So, I panicked, did a little research, and bought a new book. Then I spent an entire day over Memorial Day weekend – about 13 hours-- reading it. I rediscovered a few things between the pages:



My reading day took place on a sofa under a huge window, so in natural light. The TV was off all day except during meals. No radio, either. The phone was in another room. I read and read and read until my eyes wanted to fall out. It was good to know I could still focus like that.

I went to sleep at a reasonable hour, too. 10 or 11, I think. And I slept right through.

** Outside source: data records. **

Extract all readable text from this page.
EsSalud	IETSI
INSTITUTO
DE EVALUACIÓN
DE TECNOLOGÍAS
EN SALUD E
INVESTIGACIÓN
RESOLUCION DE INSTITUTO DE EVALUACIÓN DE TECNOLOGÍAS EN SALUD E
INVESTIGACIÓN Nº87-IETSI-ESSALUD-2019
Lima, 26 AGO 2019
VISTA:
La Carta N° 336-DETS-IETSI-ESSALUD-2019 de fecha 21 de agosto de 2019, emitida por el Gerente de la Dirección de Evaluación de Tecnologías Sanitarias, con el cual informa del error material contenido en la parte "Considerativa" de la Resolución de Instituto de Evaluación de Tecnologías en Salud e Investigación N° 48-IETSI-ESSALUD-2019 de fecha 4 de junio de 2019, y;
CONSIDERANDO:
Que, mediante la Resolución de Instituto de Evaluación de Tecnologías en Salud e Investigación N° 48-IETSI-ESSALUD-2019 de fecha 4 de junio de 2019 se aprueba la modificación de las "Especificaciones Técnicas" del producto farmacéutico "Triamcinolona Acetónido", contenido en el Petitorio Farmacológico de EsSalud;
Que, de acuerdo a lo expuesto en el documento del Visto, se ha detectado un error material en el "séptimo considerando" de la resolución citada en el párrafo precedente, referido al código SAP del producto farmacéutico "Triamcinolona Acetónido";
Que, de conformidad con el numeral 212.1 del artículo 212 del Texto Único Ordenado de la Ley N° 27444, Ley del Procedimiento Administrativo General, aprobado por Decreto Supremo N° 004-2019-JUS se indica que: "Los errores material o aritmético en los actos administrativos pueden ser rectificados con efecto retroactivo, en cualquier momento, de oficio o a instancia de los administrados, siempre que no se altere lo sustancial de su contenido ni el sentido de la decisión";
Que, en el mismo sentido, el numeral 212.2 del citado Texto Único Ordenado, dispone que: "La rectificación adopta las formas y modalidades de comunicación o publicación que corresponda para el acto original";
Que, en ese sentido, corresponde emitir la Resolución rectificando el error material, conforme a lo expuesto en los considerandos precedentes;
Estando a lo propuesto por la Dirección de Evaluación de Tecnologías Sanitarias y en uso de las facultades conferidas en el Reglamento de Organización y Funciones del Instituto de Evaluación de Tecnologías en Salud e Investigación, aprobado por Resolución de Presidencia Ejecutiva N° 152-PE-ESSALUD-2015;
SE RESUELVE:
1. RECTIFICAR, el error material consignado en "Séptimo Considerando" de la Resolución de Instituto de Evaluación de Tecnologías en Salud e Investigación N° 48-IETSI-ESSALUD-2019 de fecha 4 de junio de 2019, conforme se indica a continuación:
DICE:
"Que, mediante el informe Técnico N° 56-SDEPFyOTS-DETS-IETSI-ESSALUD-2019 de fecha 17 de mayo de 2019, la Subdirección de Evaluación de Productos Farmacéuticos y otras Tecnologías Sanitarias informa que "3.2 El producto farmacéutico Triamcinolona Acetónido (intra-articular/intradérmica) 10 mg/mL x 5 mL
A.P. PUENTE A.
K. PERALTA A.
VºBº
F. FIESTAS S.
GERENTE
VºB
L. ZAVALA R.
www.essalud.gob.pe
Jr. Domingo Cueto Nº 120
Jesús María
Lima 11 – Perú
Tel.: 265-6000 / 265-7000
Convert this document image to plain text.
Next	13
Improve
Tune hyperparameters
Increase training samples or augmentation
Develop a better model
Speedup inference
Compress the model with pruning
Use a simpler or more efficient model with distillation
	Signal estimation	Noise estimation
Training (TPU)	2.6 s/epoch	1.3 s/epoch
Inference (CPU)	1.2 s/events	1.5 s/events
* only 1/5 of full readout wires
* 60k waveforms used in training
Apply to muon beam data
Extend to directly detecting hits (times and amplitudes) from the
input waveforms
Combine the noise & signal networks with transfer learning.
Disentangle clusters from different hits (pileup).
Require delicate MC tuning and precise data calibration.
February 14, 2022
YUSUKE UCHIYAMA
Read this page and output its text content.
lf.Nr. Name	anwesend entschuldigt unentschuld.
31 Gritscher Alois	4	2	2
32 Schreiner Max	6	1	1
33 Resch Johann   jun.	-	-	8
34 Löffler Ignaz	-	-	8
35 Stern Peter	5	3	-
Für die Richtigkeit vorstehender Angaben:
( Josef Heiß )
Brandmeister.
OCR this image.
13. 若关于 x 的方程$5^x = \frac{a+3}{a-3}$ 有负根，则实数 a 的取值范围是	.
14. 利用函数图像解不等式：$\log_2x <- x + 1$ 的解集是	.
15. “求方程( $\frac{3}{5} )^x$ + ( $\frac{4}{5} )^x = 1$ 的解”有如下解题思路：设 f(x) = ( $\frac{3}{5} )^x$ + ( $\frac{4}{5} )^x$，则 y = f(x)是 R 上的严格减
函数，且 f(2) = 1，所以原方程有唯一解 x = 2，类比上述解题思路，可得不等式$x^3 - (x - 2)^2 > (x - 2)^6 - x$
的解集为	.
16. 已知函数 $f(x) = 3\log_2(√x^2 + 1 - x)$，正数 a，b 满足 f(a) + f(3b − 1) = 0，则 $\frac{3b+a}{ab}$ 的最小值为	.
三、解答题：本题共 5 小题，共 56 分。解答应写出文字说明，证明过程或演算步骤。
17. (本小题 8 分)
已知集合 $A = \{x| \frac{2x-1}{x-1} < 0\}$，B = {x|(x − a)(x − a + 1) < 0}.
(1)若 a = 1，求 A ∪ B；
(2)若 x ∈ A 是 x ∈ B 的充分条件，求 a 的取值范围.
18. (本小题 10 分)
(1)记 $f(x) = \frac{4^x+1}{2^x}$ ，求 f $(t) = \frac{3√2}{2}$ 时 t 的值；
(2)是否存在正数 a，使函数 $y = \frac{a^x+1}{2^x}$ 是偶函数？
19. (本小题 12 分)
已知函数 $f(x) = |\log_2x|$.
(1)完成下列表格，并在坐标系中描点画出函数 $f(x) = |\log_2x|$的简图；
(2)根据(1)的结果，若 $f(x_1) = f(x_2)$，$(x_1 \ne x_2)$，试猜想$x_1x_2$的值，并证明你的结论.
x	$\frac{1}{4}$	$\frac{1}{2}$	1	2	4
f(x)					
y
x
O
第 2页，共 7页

That hasn’t happened for months. Even the days I do get to sleep on time, I usually wake up a couple of times before my alarm goes off. Sometimes it takes a while to get back to sleep. Sometimes I wake up with just enough time before the alarm that I know it’s useless to try to fall asleep again. Whatever the circumstances, I am exhausted when I get to work.

Not this time.


I am an emotional eater. Events of the last couple of years have proven this over and over again, to my detriment. Like so many of us, I eat for comfort. Diabetes is not kind to this habit.

But books are. I can fall into the pages of a book as easily as I can fall into a bag of chips. And I don’t eat when I read. It messes up the book. (I am meticulous about my books. I never break the spine on a paperback and if the corners of pages in a book at the bookstore are folded, I will search through all the copies until I find the one that is least imperfect.) During my reading day, I only ate when hunger drove me to it, and only enough to not be hungry anymore.

It was always that way. Why did I forget that?


This one is the most important.

My attachment to books started during my recovery from meningitis. While re-learning to walk, the only thing I could do where I looked like all the other kids was reading. From then on, I consumed every book put in front of me, for better or worse (my mom handed me Anna Karenina when I was 9. I hated it, but I read it. Only took three years. Oedipus Rex was much faster. I was 10.) It was a great escape from a very hard life. Problem was, the hard things kept on coming, so I kept on reading. And who was going to tell a kid to stop reading so much?

It lessened a little for grown-up things like college and, well, work, but books still allowed me the space to handle my problems on my own schedule. And that’s what I lost when I stopped reading. TV can be entertaining. Podcasts, too. But you can never lose yourself in digital media like you can in a book. Everything is handed to you. There is no exercise of the consumer’s imagination in digital.

I admit it’s a fine line between allowing yourself to be consumed to the point of not dealing with your issues and using the escape of a book to help. All I know is that my anxiety level dropped by about 25% between the recovery of self and the space given by just one day (a day when nothing else was required of me and I wasn’t putting off other responsibilities). I am really glad to have that back, and I can see that books will remain important to me for reasons beyond the story.